In the past 6 months I have been experimenting with solo story-game techniques, and I was happy to see the story-games community also moving in that direction with the RPG Solitaire Challenge.
These are some notes on what I saw working for me. They might apply only to me, but I’ll state them as principles, making it easier to quote them and challenge them.
The Principle of Immersive Action states that: all the normed, explicit actions that you perform within a game, make you feel more immersed in the game and make it more real and emotionally connected to you as a player. Short, easy, obvious actions with a minimal amount of player-generated-content work better than long actions requiring creative engagement.

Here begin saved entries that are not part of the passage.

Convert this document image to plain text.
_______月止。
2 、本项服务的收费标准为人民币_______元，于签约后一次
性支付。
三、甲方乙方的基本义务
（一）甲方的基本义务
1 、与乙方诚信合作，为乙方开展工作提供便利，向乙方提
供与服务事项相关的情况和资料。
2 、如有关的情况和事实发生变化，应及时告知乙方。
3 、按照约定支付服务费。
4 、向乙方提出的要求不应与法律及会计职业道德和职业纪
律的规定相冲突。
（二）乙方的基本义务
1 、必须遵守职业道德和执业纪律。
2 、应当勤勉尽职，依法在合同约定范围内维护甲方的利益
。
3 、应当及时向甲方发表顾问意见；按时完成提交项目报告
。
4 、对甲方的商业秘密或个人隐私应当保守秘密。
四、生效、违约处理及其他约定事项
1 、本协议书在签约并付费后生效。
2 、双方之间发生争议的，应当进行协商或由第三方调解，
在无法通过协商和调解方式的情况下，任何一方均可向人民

When playing solo games, you are often asked to imagine a situation or a dialog. Well, it doesn’t work for me. If I am asked to write it, it works though. If I am asked to write it in generic terms, either I don’t do it, or it doesn’t work. If I am asked to do it within a very specific format and I don’t have to put too much imagination into it, then it works. When I am asked to perform some ‘ritual writing’, even if it is something simple like ‘give a title to the scene’ or ‘give a one-line description of a character’, then my imagination is engaged and it fills the gaps with narrative emotional elements. If I am asked to directly engage the imagination like in ‘write 200 words describing the character’, then it doesn’t work and it feels heavy and contrived. It feels like I am writing literature and not playing a game.
Have you played solo story games? How does it feel for you?